After a cryptic tease yesterday, the first new, post-Microsoft device is here – and it’s a tablet.
An Android tablet.
Well, that was unexpected.
There had certainly been rumours that a new device was coming – but those were phone-centric, and suggested that we might be at least a year away. Instead, we have a play for a market that’s not really been compellingly cracked yet – the Android tablet.
Enter the N1
The Nokia N1 uses a fairly stock build of Android, with Nokia’s own Z Launcher on top. This allows you to scribble the first couple of letters of an app’s name to launch it – a neat idea I’m looking forwards to trying out:
But it’ll be a while before I get the chance. The N1 is planned to be available for purchase in China in early next year, for around $249. The rest of the world?
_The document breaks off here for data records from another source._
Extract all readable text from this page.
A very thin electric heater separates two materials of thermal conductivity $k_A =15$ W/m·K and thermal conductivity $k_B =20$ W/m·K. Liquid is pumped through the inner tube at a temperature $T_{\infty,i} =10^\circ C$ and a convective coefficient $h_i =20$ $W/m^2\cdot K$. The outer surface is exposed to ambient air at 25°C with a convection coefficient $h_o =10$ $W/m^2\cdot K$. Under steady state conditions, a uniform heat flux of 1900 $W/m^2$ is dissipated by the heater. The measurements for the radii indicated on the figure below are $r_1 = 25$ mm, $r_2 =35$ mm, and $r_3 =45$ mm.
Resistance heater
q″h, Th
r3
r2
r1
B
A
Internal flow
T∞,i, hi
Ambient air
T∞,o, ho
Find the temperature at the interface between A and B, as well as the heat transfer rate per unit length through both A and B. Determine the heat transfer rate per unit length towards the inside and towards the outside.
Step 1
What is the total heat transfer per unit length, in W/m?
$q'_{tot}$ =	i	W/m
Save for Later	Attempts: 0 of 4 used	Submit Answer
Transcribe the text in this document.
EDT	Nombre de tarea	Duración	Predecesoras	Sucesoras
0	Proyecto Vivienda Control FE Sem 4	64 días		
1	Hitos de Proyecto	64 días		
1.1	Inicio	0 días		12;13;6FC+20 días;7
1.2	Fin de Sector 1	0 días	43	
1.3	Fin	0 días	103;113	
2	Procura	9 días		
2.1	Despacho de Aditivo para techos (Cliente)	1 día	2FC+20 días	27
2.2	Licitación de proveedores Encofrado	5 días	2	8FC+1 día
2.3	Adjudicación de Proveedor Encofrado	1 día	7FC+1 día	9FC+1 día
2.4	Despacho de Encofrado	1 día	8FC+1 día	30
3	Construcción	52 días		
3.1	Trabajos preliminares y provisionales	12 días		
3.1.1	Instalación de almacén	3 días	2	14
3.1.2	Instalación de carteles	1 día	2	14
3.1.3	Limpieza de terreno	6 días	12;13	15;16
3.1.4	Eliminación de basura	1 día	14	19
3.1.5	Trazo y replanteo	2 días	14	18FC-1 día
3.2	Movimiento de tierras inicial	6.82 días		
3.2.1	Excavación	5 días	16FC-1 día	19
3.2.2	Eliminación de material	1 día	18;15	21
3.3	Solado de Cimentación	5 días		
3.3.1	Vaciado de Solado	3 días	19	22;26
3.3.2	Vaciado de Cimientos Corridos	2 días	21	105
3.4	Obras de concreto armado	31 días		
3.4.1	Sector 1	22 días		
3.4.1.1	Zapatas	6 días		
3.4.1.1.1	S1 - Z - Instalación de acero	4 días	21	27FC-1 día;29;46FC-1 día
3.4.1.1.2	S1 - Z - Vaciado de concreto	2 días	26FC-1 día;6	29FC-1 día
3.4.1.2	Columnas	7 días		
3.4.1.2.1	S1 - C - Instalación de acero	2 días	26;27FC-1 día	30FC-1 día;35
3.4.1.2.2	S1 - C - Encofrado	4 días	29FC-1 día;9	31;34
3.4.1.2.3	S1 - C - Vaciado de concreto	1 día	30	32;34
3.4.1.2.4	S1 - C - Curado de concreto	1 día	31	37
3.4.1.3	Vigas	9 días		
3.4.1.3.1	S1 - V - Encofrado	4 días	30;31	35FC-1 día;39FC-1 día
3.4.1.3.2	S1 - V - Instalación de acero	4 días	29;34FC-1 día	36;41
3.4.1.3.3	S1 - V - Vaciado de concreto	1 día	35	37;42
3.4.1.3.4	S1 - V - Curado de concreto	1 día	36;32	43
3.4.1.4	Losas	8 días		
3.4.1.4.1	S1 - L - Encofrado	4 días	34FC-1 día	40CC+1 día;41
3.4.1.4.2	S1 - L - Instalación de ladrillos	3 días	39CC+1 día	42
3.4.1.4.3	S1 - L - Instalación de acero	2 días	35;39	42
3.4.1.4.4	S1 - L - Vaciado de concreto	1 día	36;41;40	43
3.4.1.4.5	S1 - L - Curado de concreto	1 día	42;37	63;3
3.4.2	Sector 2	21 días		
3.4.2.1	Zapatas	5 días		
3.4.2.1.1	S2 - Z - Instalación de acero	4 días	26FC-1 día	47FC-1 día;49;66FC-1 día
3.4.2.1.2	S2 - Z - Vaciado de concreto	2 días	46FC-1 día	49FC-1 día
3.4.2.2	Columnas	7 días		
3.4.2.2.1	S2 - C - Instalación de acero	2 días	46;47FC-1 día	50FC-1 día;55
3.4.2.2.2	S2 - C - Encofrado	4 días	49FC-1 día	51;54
All Nokia has committed to is “the anticipation of expanding sales to other markets”. So, it’s a waiting game. And four to five months is a long time in the mobile device game.
A familiar fruity look
And, to be fair, there are some views that look very Apple-like:
But, on the other hand, (and, yes, I realise I’m stretching here) there’s only so much variety you can build into a black glass rectangle, and there’s just enough difference here that it’s discernible from the iPad Mini – even if it takes effort. Do we have to accept that the nice, bright plastic backs we saw from the Lumia line are Microsoft’s signature feature, and Nokia will be doing something different? But it would have been nice to see something, well, new. Perhaps Microsoft got all the good designers?
In the end, it’s exciting to have a big European company back in the mobile device making game. It would be a shame to see that transfer entirely to the US and Asia, and a small Nokia fightback is a pleasing development. This is just the first step – and Nokia has a lot of reputation and goodwill left that might help this work.
A great return for Nokia? Or a disappointingly same-y return to the consumer mobile space?